Sometimes it's better not to re-specify a default config param and value, but only if the defaults are sane on every platform. Cipher lists for example.
P2V (physical to virtual) workflows don't result in auditable system policy like this.
Most of the OS and Userspace packages backed up in full system images (as with typical P2V workflows) are exploitably out of date in weeks or months.
To do immutable upgrades with rollback,
Rpm-ostree distros install the RPM packages atop the latest signed immutable rootfs image, and then layer /etc on top (and mounts in /var which hosts flatpaks and /var/home). It keeps a list of packages to reinstall and it does a smart merge of /etc. Unfortunately etckeeper (which auto-git-commits /etc before and after package upgrades) doesn't yet work with rpm-ostree distros.
Ansible does not yet work with rpm-ostree distros. IIRC the primary challenge is that ansible wants to run each `dnf install` individually and that takes forever with rpm-ostree. It is or is not the same to install one long list of packages or to install multiple groups of packages in the same sequence. It should be equivalent if the package install and post-install scripts are idempotent, but is not equivalent if e.g. `useradd` is called multiply without an explicit UID in package scripts which run as root too.
I wrote a PR to get structured output (JSON) from `dnf history`, but it was for dnf4.
> upgrading the layered firefox RPM without a reboot requires -A/--apply-live (which runs twice) and upgrading the firefox flatpak doesn't require a reboot, but SELinux policies don't apply to flatpaks which run unconfined FWIU.
Does it log a list of running processes and their contexts; with `ps -Z`?
There are also VM-level diff'ing utilities for forensic-level differencing.
It also tries to ignore packages that came with the distro automatically, e.g focusing on stuff that was explicitly installed (based on 'apt-mark showmanual' for Debian, and 'dnf -q repoquery --userinstalled' (and related commands, like dnf -q history userinstalled) for RH-like)
> Does it check extended filesystem labels with e.g. getfacl for SELinux support?
Not yet, but that's interesting, I'll look into it.

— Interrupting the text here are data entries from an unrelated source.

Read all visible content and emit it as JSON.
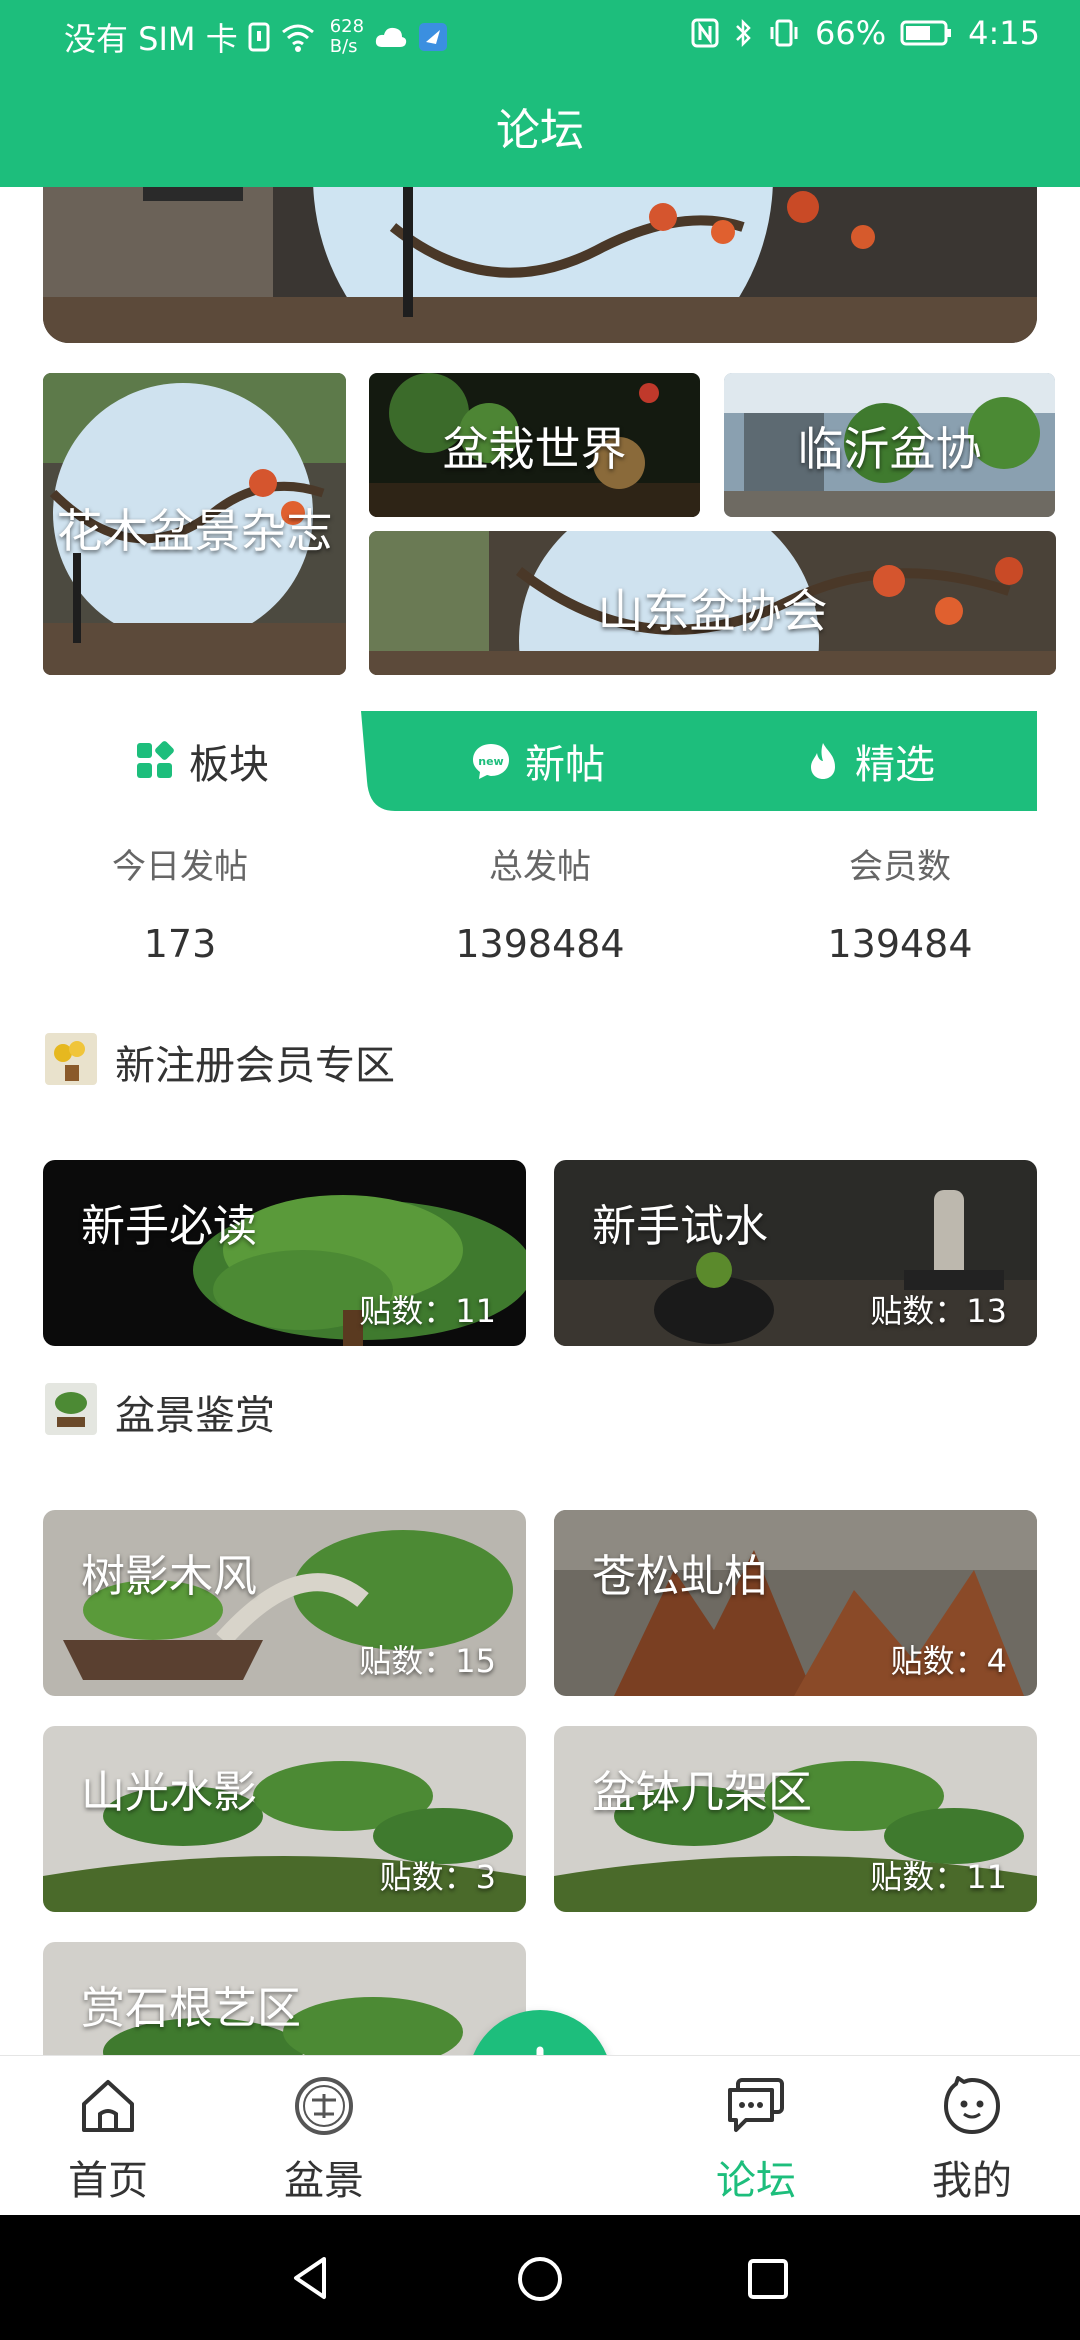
{
  "status": {
    "carrier": "没有 SIM 卡",
    "speed_value": "628",
    "speed_unit": "B/s",
    "battery": "66%",
    "time": "4:15"
  },
  "header": {
    "title": "论坛"
  },
  "banners": {
    "magazine": "花木盆景杂志",
    "world": "盆栽世界",
    "linyi": "临沂盆协",
    "shandong": "山东盆协会"
  },
  "tabs": [
    {
      "label": "板块",
      "icon": "grid-icon"
    },
    {
      "label": "新帖",
      "icon": "new-icon"
    },
    {
      "label": "精选",
      "icon": "fire-icon"
    }
  ],
  "stats": [
    {
      "label": "今日发帖",
      "value": "173"
    },
    {
      "label": "总发帖",
      "value": "1398484"
    },
    {
      "label": "会员数",
      "value": "139484"
    }
  ],
  "sections": [
    {
      "title": "新注册会员专区",
      "boards": [
        {
          "title": "新手必读",
          "count": "贴数：11"
        },
        {
          "title": "新手试水",
          "count": "贴数：13"
        }
      ]
    },
    {
      "title": "盆景鉴赏",
      "boards": [
        {
          "title": "树影木风",
          "count": "贴数：15"
        },
        {
          "title": "苍松虬柏",
          "count": "贴数：4"
        },
        {
          "title": "山光水影",
          "count": "贴数：3"
        },
        {
          "title": "盆钵几架区",
          "count": "贴数：11"
        },
        {
          "title": "赏石根艺区",
          "count": ""
        }
      ]
    }
  ],
  "bottom_nav": [
    {
      "label": "首页",
      "icon": "home-icon"
    },
    {
      "label": "盆景",
      "icon": "bonsai-icon"
    },
    {
      "label": "论坛",
      "icon": "forum-icon",
      "active": true
    },
    {
      "label": "我的",
      "icon": "profile-icon"
    }
  ],
  "colors": {
    "accent": "#1dbe7c",
    "text": "#333333",
    "muted": "#666666"
  }
}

> At least once I've scripted better then regex to convert a configuration file to a Jinja2 templated configuration file (from the current package's default commented config file with the latest options).
Yep, that was the inspiration for my companion tool https://git.mig5.net/mig5/jinjaturtle (which enroll will automatically try and use if it finds it on the $PATH - if it can't find it, it will just use 'copy' mode for Ansible tasks, and the original files).
Note that running the `enroll manifest` command against multiple separate 'harvests' (e.g harvested from separate machines) but storing it in the same common manifest location, will 'merge' the Ansible manifests. Thereby 'growing' the Ansible manifest as needed. But each host 'feature flips' on/off which files/templates should be deployed on it, based on what was 'harvested' from that host.
> Does it log a list of running processes and their contexts; with `ps -Z`?
Does it already indirectly diff the output of `systemd-analyze security`?
Would there be value to it knowing the precedence order of systemd config files? (`man systemd.unit`)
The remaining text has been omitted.